Researchers across the globe are trying to find better ways to treat gambling addiction and effectively prevent gambling harm. Those efforts come at a time when smartphones grant millions of customers access to various sorts of online gambling activities, from poker to online casino, betting on sports and horseracing and many others. Now, a new report suggests that South Korean researchers are trying to find a new way of treating problem gambling via the altering of brain neurons.
Making a Risky or Sensible Decision Depends on Neurons Excitability
As announced by HUiDU.io earlier this week, researchers in the Asian country are trying to improve gambling treatment through an innovative method. Scientists with the Severance Hospital determined that neuronal excitability plays a key role when making high-risk or low-risk decisions.
They concluded that by implementing changes to the shape of the neurons they can impact their excitability. In other words, neurons with changed shape may demonstrate different neuronal excitability. Such change may allow the individual to make more sensible or more risky decisions.
According to Professor Kim Jeon-hoon, the “dendritic morphology and electrophysiological properties in the nucleus accumbens” can depend on risk-taking behavior. Moreover, the Professor suggested that altering those structures may impact the choices related to risk.
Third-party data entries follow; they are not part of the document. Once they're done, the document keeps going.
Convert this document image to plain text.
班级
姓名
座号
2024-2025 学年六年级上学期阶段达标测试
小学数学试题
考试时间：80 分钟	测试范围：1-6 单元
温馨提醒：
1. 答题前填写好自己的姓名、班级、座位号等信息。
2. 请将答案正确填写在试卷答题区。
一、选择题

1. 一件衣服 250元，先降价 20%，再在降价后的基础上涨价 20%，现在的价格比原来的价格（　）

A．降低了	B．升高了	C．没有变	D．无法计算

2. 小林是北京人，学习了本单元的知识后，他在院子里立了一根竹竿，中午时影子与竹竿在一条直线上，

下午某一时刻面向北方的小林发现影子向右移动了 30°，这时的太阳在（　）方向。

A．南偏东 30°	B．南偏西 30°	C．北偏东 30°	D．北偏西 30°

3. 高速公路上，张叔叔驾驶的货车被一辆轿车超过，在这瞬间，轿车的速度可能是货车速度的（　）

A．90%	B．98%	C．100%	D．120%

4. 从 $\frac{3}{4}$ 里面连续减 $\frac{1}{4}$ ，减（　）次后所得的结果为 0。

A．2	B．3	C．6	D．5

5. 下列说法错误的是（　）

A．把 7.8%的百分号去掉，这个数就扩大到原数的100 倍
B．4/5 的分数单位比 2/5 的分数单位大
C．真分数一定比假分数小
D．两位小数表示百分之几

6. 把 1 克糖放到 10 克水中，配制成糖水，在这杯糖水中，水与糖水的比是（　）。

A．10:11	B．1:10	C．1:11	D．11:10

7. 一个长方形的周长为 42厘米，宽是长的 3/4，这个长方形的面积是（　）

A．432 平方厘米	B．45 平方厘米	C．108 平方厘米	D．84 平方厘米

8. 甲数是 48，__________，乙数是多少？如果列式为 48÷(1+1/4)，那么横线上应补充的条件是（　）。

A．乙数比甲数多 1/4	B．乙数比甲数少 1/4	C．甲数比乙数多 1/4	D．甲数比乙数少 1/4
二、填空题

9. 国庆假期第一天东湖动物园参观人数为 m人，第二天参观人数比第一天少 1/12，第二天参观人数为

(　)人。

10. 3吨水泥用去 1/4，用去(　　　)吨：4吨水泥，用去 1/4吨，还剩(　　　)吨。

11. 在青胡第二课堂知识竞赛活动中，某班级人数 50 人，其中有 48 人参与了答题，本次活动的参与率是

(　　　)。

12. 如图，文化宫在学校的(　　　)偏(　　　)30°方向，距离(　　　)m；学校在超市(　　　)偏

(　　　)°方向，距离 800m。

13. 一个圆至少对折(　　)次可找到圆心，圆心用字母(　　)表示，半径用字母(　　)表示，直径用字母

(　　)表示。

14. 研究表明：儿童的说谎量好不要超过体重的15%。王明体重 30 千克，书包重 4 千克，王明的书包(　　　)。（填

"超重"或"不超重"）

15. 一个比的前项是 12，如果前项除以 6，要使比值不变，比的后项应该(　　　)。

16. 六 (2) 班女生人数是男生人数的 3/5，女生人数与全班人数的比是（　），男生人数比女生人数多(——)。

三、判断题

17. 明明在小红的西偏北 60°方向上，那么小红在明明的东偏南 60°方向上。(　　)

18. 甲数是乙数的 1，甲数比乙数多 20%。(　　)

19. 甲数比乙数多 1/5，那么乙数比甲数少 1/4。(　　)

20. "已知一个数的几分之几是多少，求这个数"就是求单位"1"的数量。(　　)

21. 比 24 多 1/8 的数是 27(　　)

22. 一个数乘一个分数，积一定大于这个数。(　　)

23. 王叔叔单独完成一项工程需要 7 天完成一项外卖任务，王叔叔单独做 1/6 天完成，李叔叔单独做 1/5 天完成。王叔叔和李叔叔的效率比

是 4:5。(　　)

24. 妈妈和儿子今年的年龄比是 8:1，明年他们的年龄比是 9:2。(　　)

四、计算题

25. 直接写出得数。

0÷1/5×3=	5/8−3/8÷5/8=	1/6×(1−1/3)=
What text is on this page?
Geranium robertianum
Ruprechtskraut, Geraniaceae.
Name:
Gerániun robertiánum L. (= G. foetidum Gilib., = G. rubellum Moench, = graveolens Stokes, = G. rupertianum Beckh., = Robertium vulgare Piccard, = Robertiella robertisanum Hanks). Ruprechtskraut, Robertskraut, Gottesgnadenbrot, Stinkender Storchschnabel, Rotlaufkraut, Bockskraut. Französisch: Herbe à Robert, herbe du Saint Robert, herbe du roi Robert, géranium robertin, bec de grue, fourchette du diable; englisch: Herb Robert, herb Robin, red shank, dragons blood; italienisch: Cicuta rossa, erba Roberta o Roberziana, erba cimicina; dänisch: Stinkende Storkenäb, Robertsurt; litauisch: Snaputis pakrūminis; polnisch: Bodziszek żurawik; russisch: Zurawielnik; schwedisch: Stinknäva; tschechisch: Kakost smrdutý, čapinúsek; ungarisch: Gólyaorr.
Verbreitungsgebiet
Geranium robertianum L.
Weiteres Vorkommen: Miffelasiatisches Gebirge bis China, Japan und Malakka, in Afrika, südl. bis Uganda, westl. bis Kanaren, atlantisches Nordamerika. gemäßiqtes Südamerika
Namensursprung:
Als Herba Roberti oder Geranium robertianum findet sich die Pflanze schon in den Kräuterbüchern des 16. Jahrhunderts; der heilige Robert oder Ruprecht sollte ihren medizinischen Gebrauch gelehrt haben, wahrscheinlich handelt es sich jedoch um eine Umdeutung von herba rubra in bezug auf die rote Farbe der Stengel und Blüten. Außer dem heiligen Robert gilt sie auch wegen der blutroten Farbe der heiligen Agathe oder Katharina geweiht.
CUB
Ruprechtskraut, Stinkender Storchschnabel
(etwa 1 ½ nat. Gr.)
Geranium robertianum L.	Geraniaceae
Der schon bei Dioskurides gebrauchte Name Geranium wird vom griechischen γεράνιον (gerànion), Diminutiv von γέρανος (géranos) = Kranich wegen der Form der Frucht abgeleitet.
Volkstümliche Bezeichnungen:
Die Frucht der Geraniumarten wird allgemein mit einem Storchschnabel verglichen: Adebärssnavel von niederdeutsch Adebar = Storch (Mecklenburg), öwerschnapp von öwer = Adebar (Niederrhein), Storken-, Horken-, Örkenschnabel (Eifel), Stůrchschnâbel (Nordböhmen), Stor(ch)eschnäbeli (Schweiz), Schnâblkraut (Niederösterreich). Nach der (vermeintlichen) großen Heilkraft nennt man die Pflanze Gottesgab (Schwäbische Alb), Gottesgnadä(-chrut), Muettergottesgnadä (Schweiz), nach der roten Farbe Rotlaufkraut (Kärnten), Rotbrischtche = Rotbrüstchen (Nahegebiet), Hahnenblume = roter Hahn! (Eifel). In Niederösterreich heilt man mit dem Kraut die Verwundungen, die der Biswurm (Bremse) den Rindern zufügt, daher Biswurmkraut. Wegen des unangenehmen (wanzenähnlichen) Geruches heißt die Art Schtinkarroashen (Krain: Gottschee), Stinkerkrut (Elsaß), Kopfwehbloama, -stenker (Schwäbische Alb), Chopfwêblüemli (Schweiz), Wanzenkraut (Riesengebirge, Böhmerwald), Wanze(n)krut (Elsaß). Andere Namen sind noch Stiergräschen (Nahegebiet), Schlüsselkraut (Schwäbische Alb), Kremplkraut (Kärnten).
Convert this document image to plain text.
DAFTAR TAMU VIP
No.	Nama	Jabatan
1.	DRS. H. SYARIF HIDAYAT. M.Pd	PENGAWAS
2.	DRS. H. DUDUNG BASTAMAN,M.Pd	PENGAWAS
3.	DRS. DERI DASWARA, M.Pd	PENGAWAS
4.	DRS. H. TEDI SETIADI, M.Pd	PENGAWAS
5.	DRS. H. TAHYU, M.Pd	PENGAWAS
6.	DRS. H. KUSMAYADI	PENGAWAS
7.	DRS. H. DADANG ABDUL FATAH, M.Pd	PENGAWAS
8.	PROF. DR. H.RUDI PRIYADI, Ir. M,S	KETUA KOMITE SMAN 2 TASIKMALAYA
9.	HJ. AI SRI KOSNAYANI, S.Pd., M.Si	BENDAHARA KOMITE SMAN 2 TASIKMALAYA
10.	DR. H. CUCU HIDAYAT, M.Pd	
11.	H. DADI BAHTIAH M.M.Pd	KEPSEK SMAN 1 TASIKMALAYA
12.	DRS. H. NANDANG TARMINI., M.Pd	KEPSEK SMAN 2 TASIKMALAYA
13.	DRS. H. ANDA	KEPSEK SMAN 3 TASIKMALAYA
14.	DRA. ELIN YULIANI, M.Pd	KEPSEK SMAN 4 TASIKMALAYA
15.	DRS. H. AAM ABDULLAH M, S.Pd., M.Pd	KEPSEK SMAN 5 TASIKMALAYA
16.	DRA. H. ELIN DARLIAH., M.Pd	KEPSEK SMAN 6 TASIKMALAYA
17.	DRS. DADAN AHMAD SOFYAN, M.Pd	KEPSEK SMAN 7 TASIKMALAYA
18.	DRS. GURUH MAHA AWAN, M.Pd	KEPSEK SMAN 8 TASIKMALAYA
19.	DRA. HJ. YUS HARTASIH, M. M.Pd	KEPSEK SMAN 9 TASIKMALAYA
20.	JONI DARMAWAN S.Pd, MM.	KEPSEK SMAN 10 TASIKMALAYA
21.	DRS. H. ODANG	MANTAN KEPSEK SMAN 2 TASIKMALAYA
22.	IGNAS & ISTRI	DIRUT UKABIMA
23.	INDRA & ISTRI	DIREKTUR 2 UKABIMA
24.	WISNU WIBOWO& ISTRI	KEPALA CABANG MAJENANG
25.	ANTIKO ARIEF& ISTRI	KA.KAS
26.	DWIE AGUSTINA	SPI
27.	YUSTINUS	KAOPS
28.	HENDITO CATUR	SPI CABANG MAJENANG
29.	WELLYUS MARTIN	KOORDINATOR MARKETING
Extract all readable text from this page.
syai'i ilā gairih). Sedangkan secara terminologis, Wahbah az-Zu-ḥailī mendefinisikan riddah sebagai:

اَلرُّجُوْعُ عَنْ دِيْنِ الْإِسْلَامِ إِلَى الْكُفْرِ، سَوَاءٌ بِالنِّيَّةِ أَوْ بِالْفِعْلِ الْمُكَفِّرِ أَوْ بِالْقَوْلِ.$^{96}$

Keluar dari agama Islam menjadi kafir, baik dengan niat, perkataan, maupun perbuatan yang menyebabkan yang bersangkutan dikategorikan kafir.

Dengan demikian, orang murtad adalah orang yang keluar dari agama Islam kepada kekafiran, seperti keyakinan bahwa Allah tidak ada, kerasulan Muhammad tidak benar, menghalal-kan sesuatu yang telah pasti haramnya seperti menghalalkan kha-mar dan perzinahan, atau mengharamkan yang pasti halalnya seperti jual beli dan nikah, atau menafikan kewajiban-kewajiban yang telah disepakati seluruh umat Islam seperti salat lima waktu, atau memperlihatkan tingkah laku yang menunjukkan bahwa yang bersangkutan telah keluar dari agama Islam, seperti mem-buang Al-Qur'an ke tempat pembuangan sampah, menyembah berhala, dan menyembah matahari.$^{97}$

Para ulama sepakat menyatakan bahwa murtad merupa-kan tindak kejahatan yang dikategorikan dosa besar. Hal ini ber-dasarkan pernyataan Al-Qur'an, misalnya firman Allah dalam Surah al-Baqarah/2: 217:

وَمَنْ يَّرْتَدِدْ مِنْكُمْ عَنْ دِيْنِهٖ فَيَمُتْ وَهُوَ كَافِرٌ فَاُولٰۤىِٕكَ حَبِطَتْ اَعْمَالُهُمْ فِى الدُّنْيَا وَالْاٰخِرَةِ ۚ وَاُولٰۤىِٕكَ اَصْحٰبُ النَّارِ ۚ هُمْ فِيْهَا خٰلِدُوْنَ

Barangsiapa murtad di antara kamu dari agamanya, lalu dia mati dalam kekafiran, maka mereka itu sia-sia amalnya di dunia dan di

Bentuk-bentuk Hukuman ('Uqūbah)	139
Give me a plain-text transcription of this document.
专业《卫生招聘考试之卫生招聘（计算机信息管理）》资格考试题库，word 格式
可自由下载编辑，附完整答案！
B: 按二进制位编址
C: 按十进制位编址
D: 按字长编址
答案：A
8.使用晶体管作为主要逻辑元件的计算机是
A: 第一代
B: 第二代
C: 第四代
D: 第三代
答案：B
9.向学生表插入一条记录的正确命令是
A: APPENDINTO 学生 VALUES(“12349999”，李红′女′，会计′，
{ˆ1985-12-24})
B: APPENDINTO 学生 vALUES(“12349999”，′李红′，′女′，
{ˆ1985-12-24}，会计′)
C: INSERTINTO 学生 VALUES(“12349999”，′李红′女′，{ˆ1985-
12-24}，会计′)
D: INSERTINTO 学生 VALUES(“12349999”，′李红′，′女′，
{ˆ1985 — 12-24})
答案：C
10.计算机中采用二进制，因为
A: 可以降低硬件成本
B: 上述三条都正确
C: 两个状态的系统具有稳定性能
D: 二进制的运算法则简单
Altering Neurons Affects Risk-Taking, Experiments with Mice Show
The research team that focused on the impact of altering the shape of neurons has conducted tests on mice already. In the experiment, the mice had two options: to receive big rewards at a lower frequency by engaging in a higher risk or receive small rewards but consistently and via an option with low risk.
The aforementioned approach helped separate the mice into two groups depending on the approach they engaged in. Focusing on the group with the high-risk tendency, researchers measured their neurons, uncovering that they had lower levels of excitability. When altering neurons of the low-risk group to match the low levels of neuronal excitability of the high-risk group, the low-risk group started to demonstrate riskier behavior.
While the experiment shows evidence with mice, much more research is needed to prove the effectiveness of this method. What’s more, physiological differences in humans may make this process more challenging. Still, with the development of technology, science and artificial intelligence, such treatment does sound plausible.